The Report of Lord Parmoor's Committee really made some action quite inevitable, because the system it described could not possibly be allowed to continue much longer in such a country as ours. It has been to me a source of pained surprise that so little was done to give publicity to the revelations in that important Report, or proclaim the cruel hardships which the system is causing on a large scale. The newspapers have hardly touched the question at all. The Labour Party, which affects to champion the grievances of the manual workers, has not found time to deal with their greatest grievance. In their multifarious conferences and discussions, which range over many questions, this burning question has never been brought to the front. It will rest with your Lordships' House, which has always shown sympathy with the working classes, to amend this Bill, if necessary, so as to prevent for ever the profitable exploitation of the meritorious thrift of poor people.
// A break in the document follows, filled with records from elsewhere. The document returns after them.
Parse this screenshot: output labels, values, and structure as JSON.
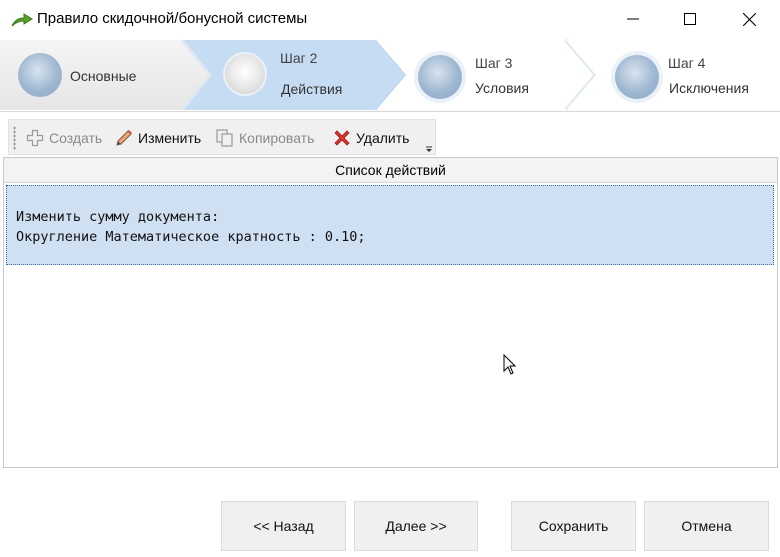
{
  "window": {
    "title": "Правило скидочной/бонусной системы"
  },
  "wizard": {
    "steps": [
      {
        "number": "",
        "label": "Основные",
        "state": "done"
      },
      {
        "number": "Шаг 2",
        "label": "Действия",
        "state": "active"
      },
      {
        "number": "Шаг 3",
        "label": "Условия",
        "state": "pending"
      },
      {
        "number": "Шаг 4",
        "label": "Исключения",
        "state": "pending"
      }
    ]
  },
  "toolbar": {
    "create_label": "Создать",
    "edit_label": "Изменить",
    "copy_label": "Копировать",
    "delete_label": "Удалить"
  },
  "actions_list": {
    "header": "Список действий",
    "items": [
      {
        "line1": "Изменить сумму документа:",
        "line2": "Округление Математическое кратность : 0.10;"
      }
    ]
  },
  "footer": {
    "back_label": "<< Назад",
    "next_label": "Далее >>",
    "save_label": "Сохранить",
    "cancel_label": "Отмена"
  },
  "colors": {
    "active_step": "#c6dcf2",
    "selection": "#cfe0f3",
    "delete_icon": "#d9332b",
    "app_icon": "#5aa02c"
  }
}
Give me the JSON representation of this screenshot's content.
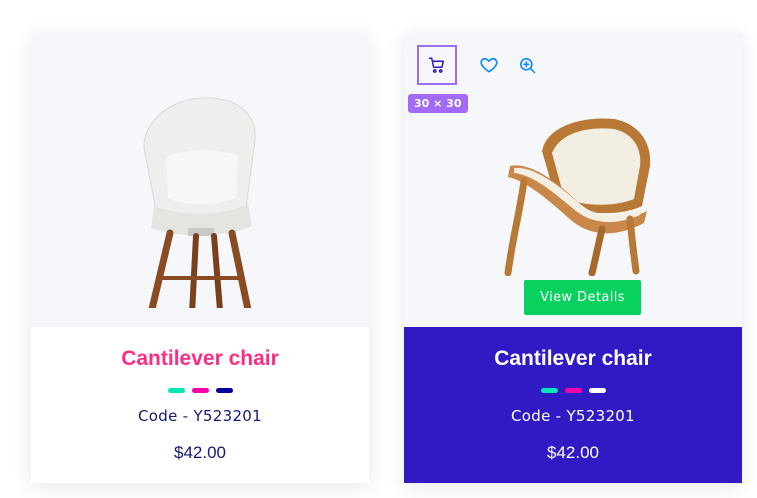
{
  "products": [
    {
      "title": "Cantilever chair",
      "code": "Code - Y523201",
      "price": "$42.00",
      "swatches": [
        "#05e6b7",
        "#f701a8",
        "#00009d"
      ]
    },
    {
      "title": "Cantilever chair",
      "code": "Code - Y523201",
      "price": "$42.00",
      "swatches": [
        "#05e6b7",
        "#f701a8",
        "#ffffff"
      ],
      "actions": {
        "cart_icon": "cart-icon",
        "heart_icon": "heart-icon",
        "zoom_icon": "zoom-in-icon",
        "size_badge": "30 × 30"
      },
      "view_details_label": "View Details"
    }
  ],
  "colors": {
    "title_pink": "#fb2e86",
    "navy": "#151875",
    "highlight_blue": "#2f1ac4",
    "button_green": "#08d15f",
    "badge_purple": "#a26af5"
  }
}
I welcome the Bill as a real attempt to put a stop to a national scandal, and I earnestly hope that the Government, when there has been time to consider all its provisions, will be willing to accept any Amendments which can be shown to be needed to render it permanently and completely effective.

LORD SHANDON

My Lords, as one who has taken part in previous debates and who holds the same view as Lord Sydenham, I wish to say a few words with regard to this Bill. It is absolutely essential that a measure of this kind should be passed into law, in the interests of policy holders and also of insurance companies. The course which has been adopted is, I very convenient. I have compared most carefully the Bill with the Report and I find that the suggestions, the moderate suggestions, made by the Committee have been carried out. Small Amendments may be required, but, on the whole, the Bill is well thought out, carefully constructed, and carries into effect the main suggestions of the Committee.

On Question, Bill read. 2a, and committed to a Committee of the Whole House.